American physician and educator (1856–1913)

John Richard Francis (March 3, 1856 – May 23, 1913) was an American physician and educator from Washington, D.C. A graduate of the University of Michigan, Francis established a private sanatorium, taught and practiced obstetrics at Howard University and its hospital, and served on the District of Columbia school board. Booker T. Washington described Francis as "one of the best known physicians" in D.C.

== Early life and education ==
Francis was born in Georgetown, Washington, D.C., on March 3, 1856. His father, Richard "Dick" Francis, was an African American caterer and bartender at the well-known Hancock's Restaurant near the U.S. Capitol (John R. purchased Hancock's in 1885). His mother was Mary E. Francis, a homemaker.

Francis attended preparatory school at Howard University from 1868 to 1872 before graduating from the Wesleyan Academy in Wilbraham, Massachusetts. He began his medical education under the tutelage of Christopher Christian Cox and studied medicine at Howard University from 1875 to 1877. He graduated magna cum laude with his doctorate of medicine from the University of Michigan in 1878.

== Medical career ==
Less than twenty years after graduation, Francis had become "the leading Colored physician of Washington, D.C." In April 1894, he was appointed first assistant surgeon at the Freedman's Hospital. As the hospital's interim chief surgeon from April 16, 1894 to June 30, 1895, he reformed patient care, established a training program for nurses, and advocated for more government funding. He became the hospital's obstetrician and served as demonstrator and clinical lecturer in obstetrics in Howard University's medical department.

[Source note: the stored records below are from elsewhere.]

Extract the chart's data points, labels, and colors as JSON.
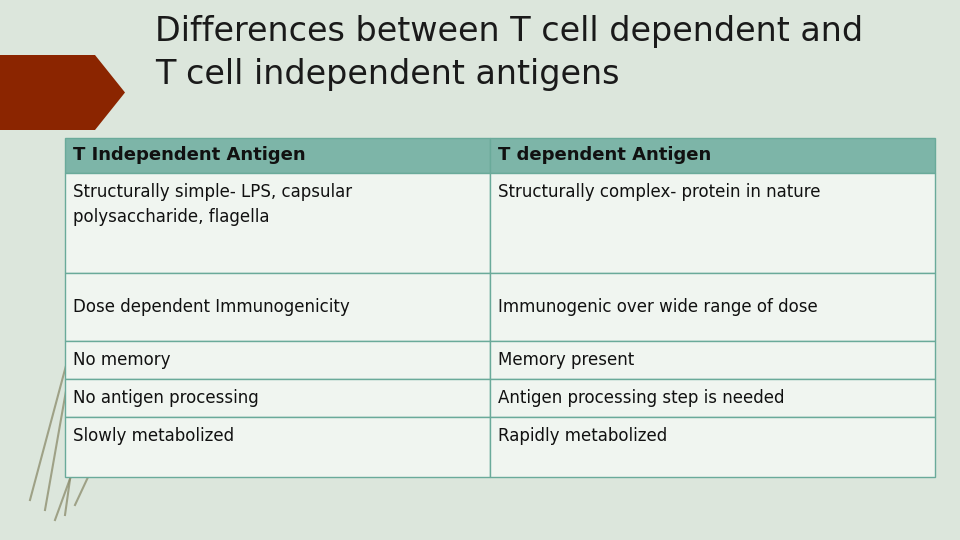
{
  "title_line1": "Differences between T cell dependent and",
  "title_line2": "T cell independent antigens",
  "title_fontsize": 24,
  "title_color": "#1a1a1a",
  "slide_bg": "#dce6dc",
  "table_bg_header": "#7db5a8",
  "table_bg_body": "#f0f5f0",
  "table_border_color": "#6aaa9a",
  "header_text_color": "#111111",
  "cell_text_color": "#111111",
  "arrow_color": "#8B2500",
  "col1_header": "T Independent Antigen",
  "col2_header": "T dependent Antigen",
  "rows": [
    [
      "Structurally simple- LPS, capsular\npolysaccharide, flagella",
      "Structurally complex- protein in nature"
    ],
    [
      "Dose dependent Immunogenicity",
      "Immunogenic over wide range of dose"
    ],
    [
      "No memory",
      "Memory present"
    ],
    [
      "No antigen processing",
      "Antigen processing step is needed"
    ],
    [
      "Slowly metabolized",
      "Rapidly metabolized"
    ]
  ],
  "header_fontsize": 13,
  "cell_fontsize": 12,
  "grass_color": "#8a8a6a",
  "grass_lines": [
    [
      0.025,
      0.52,
      0.025,
      0.1,
      -25
    ],
    [
      0.04,
      0.5,
      0.035,
      0.1,
      -18
    ],
    [
      0.055,
      0.55,
      0.05,
      0.1,
      -30
    ],
    [
      0.07,
      0.48,
      0.06,
      0.1,
      -15
    ]
  ]
}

In November 1894, Francis founded a private sanatorium on Pennsylvania Avenue. While the Francis Sanatorium catered to physically sick or convalescent patients from the city's Black middle class, the clinical staff also treated poor African Americans. A contemporary lauded the sanitarium as "being the only place of its kind in the United States, established, owned and managed by a colored man."

Ideologically, Francis aligned with Booker T. Washington, calling for Black progress through self-education and entrepreneurship. Francis was highly active in the District of Columbia's civic affairs. Both Francis and his wife served on the D.C. Board of Education, though he resigned in disappointment at lacking support to improve the education Black students. Francis had joined the board in 1887. In 1906, he joined the District of Columbia Board of Health. He served as pallbearer at Frederick Douglass's funeral in 1906, represented D.C. at the National Conference of Charities and Collections in 1909, served on the committee for construction of the Carnegie Library at Howard University in 1909, became a member of the National Medical Association in 1910, and joined the Howard University board of trustees in 1912. He belonged to the Civic Club, the Washington Automobile Club, and other associations.

== Personal life ==
Francis married Bettie Francis in 1881 and had five children, two of whom became physicians and a third of whom became a lawyer. In addition to their Washington residence, they owned a summer home in Uniontown, Maryland. Francis died at his Washington home on May 23, 1913. Interment was at Woodlawn Cemetery in Washington, D.C.